Kenapa dia tidak datang?
Dia baik-baik saja, kan?
Aku benar-benar khawatir. Aku tidak memiliki nomor telepon apalagi alamat rumahnya sebab perjanjian yang aku buat soal teman yang hanya bertemu di sini dan menjadi orang asing di luar café. Menyesal pun tidak berguna sama sekali karena sudah terlambat. Sekarang yang bisa aku lakukan hanya berdoa terus menerus, memohon kepada Tuhan (walaupun aku tahu aku sudah tidak dianggap hambanya sebab beribu dosa yang aku buat) untuk terus melindungi Renjun.
Aku merindukan Renjun.
Sangat-sangat merindukannya.
Lamunan terbuyar sebab ketukan keras pada pintu. Sapu tangan milik Renjun aku simpan dalam saku sembari melangkah mendekati pintu. ketukan makin terdengar jelas dan keras. Kebingungan melanda sebab aku sama sekali tidak memiliki janji temu di rumah. Ketika aku membuka pintu, aku spontan menghembuskan napas.
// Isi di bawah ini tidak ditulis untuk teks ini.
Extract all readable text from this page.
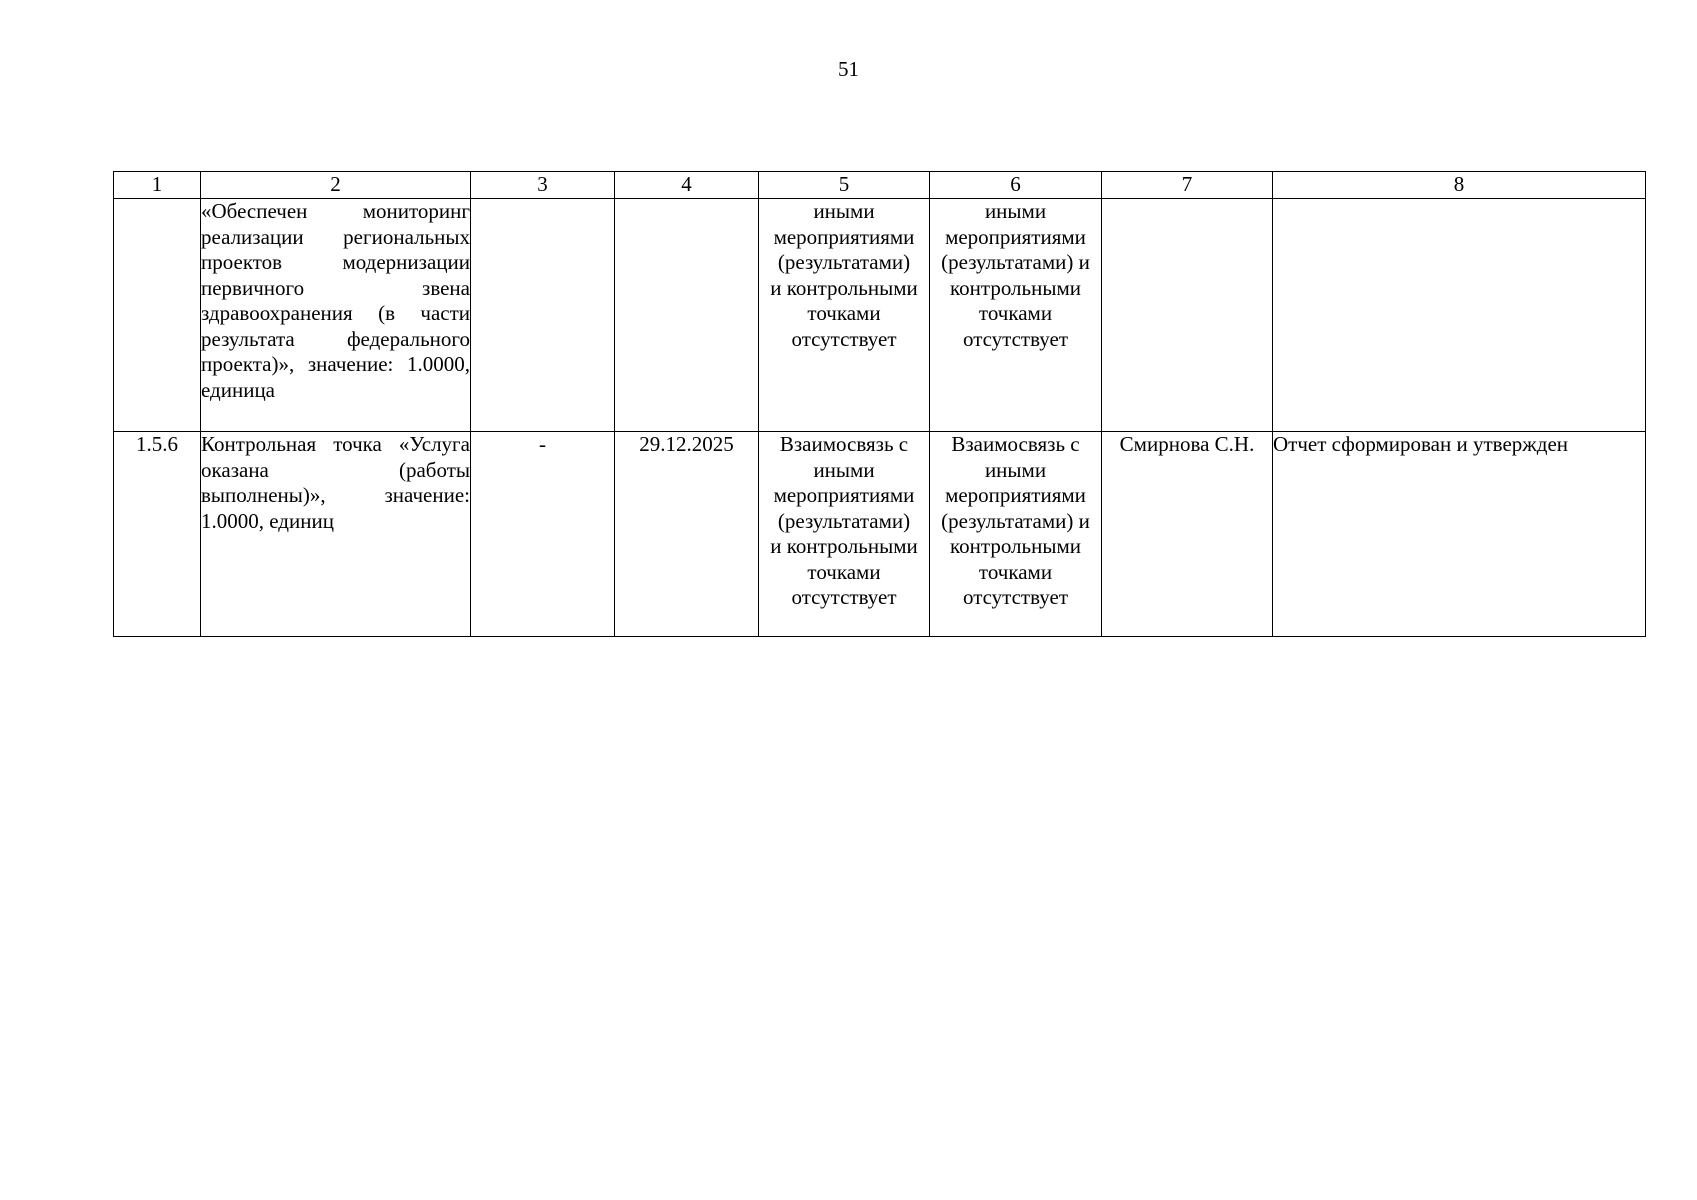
51
1	2	3	4	5	6	7	8

	«Обеспечен мониторинг реализации региональных проектов модернизации первичного звена здравоохранения (в части результата федерального проекта)», значение: 1.0000, единица			иными мероприятиями
(результатами)
и контрольными точками
отсутствует	иными мероприятиями (результатами) и
контрольными
точками отсутствует		

1.5.6	Контрольная точка «Услуга оказана (работы выполнены)», значение: 1.0000, единиц	-	29.12.2025	Взаимосвязь с
иными мероприятиями
(результатами)
и контрольными точками
отсутствует	Взаимосвязь с
иными мероприятиями (результатами) и
контрольными
точками отсутствует	Смирнова С.Н.	Отчет сформирован и утвержден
Seseorang dengan ekspresi marah nampak di hadapan. Aku langsung mengenalinya dalam sekali tatap. Dia, seseorang yang Renjun sebagai malaikat hitam, suaminya. "Ada apa?"
"Saya ingin berbicara dengan anda." Nadanya sepekat merah. Dia marah.
"Jikalau dengan emosi, saya menolaknya."
Orang itu menghembuskn napas. Kepalan tangan yang sempat aku lihat akhirnya meluruh. "Saya ingin berbicara dengan anda." Nadanya sudah lebih baik dari sebelumnya. Aku melebarkan pintu dan mempersilahkannya masuk dan duduk pada sofa.
"Ingin minum?"
"Saya ingin berbicara dengan anda." Dia mengulangnya lagi.
Langkahku terhenti. Aku mengurungkan niat untuk ke dapur dan duduk di sofa. "Apa yang ingin anda bicarakan?"
"Jauhi Renjun." Aku mendengus. Kalimat ini aku dengar lagi untuk kedua kali. "Karena anda Renjun menjadi melawan saya. Dia menjadi pembangkang. Bukan lagi Renjun yang mematuhi aturan saya."
"Maaf, sebelumnya." Aku berdeham. Mata berkilat emosi itu aku tatap. "Bagaimana bisa anda menyimpulkan kalau Renjun membangkang karena saya?"
"Saya tahu kalian sudah berkali-kali bertemu di tempat itu. Semenjak itu Renjun menjadi berubah dan saya yakin pasti karena anda."
"Saya tidak paham apa korelasinya."
"Anda menyuruh Renjun membangkang dengan maksud menghancurkan pernikahan kita berdua."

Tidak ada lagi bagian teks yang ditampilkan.